Towards Agile Security Assurance

Dr. Konstantin Beznosov


ABSTRACT

Agile development methods are promising to become the next generation replacing water-fall development. They could eventually replace the plan-driven methodologies not only in pure software solutions in such benign domains as word processing and office automation but also in security-critical projects with both software and hardware parts developed or integrated together. At the same time, the accepted practices for security assurance appear to go totally contrary to agile approaches. Can and how security assurance be adopted by agile developers? What needs to be done for the adoption to happen? This work makes a first step towards answering these questions in a pursuit for agile security assurance. It re-examines the conventional practices of security assurance to find out how well they suite agile development methodologies. It classifies security assurance methods and techniques with regards to their clash with agile development. For those in conflict, ways of alleviating it are suggested. Paper available at: http://konstantin.beznosov.net/professional/papers/Towards_Agile_Security_Assurance.html

BIOGRAPHY

Konstantin Beznosov is an Assistant Professor at the Department of Electrical and Computer Engineering, University of British Columbia (UBC), Vancouver, British Columbia, Canada. He joined UBC in August 2003 after working as a Security Architect at Quadrasis, Hitachi Computer Products (America), Inc (HICAM), where he designed and developed products for security integration of enterprise applications. Before HICAM, Dr. Beznosov consulted large telecommunication and banking companies on the architecture of security solutions for distributed enterprise applications, as a Security Architect at Concept Five Technologies. Prior to graduating from Florida International University (FIU) in 2000 with a Ph.D. in Computer Science, Dr. Beznosov was a Senior Research Associate with the FIU's Center for Advanced Distributed Systems Engineering (CADSE), conducting research on engineering access control for distributed enterprise applications. He also worked on distributed DBMS development at High Performance Database Research Center at FIU, where he received a M.S. in Computer Science in 1997. Dr.
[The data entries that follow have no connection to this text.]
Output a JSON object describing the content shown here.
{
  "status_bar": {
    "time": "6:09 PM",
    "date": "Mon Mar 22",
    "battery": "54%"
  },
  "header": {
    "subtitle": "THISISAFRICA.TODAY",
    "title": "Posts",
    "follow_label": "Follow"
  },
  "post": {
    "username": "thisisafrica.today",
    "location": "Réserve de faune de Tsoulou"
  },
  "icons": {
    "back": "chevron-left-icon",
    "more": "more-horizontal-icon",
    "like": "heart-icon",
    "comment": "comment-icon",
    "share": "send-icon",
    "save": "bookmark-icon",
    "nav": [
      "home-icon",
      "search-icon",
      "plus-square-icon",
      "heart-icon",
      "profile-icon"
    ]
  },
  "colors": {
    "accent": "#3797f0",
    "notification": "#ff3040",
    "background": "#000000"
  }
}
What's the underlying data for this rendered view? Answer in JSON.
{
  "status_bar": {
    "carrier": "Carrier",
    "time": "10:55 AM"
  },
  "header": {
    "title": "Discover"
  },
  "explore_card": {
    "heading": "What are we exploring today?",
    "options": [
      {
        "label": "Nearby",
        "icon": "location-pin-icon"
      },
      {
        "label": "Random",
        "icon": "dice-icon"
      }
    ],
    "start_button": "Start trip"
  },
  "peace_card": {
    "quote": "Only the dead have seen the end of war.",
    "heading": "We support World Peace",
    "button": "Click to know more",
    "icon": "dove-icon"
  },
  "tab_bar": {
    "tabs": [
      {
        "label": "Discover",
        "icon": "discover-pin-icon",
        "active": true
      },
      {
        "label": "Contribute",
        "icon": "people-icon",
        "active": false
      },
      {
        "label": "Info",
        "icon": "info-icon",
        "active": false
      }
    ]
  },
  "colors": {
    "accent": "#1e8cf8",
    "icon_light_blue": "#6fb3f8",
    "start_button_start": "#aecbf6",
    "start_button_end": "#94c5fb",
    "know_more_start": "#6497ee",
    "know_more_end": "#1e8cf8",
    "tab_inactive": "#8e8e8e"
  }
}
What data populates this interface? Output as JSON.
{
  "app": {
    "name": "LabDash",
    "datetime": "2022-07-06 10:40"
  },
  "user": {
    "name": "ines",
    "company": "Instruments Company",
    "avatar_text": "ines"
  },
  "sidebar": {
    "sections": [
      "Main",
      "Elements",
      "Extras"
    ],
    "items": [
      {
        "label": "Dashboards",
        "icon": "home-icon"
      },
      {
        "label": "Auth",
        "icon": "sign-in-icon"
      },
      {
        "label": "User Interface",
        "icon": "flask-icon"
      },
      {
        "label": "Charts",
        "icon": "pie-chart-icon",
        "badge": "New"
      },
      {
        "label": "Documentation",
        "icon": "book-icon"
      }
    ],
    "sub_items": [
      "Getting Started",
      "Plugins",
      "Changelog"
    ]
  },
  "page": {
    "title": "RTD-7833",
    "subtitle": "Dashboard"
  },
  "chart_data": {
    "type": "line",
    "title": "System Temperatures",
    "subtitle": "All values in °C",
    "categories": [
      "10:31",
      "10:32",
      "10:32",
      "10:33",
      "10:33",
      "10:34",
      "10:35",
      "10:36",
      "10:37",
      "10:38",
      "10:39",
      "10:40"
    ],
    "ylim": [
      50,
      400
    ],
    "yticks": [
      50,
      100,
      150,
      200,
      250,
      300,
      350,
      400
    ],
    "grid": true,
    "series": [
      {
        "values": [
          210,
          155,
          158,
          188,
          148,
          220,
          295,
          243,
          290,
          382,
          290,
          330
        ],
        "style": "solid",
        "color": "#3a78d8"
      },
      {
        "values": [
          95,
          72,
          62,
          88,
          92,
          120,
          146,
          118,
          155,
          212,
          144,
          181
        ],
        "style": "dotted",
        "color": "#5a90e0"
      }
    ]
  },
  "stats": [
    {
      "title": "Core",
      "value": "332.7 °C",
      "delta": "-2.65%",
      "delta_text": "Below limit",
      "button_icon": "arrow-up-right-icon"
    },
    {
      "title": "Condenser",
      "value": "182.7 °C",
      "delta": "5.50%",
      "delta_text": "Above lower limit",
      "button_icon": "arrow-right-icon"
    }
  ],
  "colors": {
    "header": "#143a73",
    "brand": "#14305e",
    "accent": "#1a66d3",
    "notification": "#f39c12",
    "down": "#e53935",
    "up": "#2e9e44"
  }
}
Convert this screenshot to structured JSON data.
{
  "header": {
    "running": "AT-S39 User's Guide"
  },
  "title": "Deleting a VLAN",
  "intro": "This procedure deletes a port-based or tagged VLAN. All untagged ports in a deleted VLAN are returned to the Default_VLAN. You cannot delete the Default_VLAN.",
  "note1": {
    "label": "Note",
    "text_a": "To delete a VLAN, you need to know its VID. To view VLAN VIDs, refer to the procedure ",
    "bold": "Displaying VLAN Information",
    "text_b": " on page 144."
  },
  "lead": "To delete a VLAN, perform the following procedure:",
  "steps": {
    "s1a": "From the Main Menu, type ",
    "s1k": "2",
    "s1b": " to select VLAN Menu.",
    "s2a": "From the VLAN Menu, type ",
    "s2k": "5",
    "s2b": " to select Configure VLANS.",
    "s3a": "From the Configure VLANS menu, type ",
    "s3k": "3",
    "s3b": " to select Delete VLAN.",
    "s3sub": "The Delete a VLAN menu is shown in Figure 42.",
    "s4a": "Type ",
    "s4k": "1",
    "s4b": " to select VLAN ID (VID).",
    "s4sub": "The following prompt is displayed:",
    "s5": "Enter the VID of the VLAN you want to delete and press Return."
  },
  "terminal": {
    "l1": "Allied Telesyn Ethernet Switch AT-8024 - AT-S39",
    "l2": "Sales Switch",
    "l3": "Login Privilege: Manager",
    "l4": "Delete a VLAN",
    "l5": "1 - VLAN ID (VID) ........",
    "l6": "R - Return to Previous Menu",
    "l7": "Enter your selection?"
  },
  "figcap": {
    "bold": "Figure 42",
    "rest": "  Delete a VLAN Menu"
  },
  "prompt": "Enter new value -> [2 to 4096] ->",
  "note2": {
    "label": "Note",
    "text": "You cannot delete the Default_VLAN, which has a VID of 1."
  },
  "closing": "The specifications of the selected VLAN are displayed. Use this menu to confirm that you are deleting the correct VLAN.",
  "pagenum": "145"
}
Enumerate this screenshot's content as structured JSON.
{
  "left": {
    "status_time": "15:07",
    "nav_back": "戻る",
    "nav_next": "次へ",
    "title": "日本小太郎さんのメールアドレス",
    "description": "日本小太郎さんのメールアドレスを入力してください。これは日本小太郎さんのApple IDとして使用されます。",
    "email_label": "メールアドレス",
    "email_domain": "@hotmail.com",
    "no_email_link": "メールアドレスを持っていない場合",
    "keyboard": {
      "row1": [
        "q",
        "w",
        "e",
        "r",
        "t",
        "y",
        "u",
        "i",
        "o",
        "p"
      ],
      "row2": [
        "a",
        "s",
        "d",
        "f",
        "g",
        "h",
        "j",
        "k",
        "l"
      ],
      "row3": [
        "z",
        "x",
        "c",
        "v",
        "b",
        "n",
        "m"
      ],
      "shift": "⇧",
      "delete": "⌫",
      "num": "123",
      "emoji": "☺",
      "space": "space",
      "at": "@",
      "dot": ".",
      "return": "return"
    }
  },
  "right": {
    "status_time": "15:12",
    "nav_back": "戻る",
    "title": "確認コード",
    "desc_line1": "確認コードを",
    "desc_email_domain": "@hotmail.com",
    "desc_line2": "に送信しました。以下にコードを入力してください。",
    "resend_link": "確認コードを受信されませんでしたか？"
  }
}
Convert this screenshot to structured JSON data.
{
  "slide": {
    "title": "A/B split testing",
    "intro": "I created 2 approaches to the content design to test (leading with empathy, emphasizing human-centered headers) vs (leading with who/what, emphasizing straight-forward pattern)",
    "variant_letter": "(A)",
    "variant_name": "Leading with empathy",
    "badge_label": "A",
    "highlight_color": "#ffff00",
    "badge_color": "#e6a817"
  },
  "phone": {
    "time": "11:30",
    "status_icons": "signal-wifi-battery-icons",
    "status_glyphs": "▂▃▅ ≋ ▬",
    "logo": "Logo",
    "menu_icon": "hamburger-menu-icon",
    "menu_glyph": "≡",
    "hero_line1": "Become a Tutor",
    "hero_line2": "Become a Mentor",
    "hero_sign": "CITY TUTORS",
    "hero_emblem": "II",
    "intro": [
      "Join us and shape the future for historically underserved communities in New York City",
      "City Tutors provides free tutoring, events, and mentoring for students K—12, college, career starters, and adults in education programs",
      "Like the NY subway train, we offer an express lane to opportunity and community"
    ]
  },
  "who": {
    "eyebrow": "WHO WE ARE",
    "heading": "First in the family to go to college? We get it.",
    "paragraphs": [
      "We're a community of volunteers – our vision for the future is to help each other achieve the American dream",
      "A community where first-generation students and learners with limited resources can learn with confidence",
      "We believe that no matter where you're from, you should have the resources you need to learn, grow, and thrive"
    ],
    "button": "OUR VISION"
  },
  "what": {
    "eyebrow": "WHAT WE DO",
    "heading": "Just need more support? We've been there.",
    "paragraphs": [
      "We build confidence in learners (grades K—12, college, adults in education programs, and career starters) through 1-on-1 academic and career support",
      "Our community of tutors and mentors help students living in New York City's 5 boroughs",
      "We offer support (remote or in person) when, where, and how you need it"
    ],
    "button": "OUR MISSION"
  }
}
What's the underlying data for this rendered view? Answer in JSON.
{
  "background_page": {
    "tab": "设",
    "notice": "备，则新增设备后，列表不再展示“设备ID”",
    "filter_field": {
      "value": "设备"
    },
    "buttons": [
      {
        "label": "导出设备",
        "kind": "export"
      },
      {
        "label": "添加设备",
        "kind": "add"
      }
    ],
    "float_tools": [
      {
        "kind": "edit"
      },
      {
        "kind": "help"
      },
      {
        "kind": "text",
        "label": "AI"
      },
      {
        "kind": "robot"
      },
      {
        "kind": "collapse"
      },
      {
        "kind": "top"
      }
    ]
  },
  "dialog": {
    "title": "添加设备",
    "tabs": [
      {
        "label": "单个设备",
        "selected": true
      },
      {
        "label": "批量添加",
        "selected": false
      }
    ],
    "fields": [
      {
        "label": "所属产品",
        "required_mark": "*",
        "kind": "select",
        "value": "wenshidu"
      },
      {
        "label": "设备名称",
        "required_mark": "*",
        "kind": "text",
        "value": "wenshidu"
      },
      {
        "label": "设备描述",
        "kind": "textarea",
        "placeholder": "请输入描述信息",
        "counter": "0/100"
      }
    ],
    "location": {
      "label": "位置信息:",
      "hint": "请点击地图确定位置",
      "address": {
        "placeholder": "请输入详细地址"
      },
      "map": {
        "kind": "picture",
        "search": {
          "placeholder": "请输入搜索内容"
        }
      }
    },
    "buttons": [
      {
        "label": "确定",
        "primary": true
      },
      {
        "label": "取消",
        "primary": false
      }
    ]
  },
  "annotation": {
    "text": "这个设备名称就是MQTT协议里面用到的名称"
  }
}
Beznosov's prior work on applying CORBA Security architecture to computerized medical records at Baptist Health Systems of South Florida laid the foundation for the OMG standard on Resource Access Decision (RAD) Facility. He actively participated in standardization of security-related OMGs specifications (CORBA Security, RAD, SDMM) from 1997 to 2001, and was a co-chair of the Security SIG. Dr. Beznosov has served on program committees of SACMAT and DOCSec. Having published various research papers on security engineering, he is a co-author of "Enterprise Security with EJB and CORBA" and "Mastering Web Services Security" by Wiley Computer Publishing, and a contributor to the "Handbook of Software Engineering and Knowledge Engineering" by World Scientific Publishing.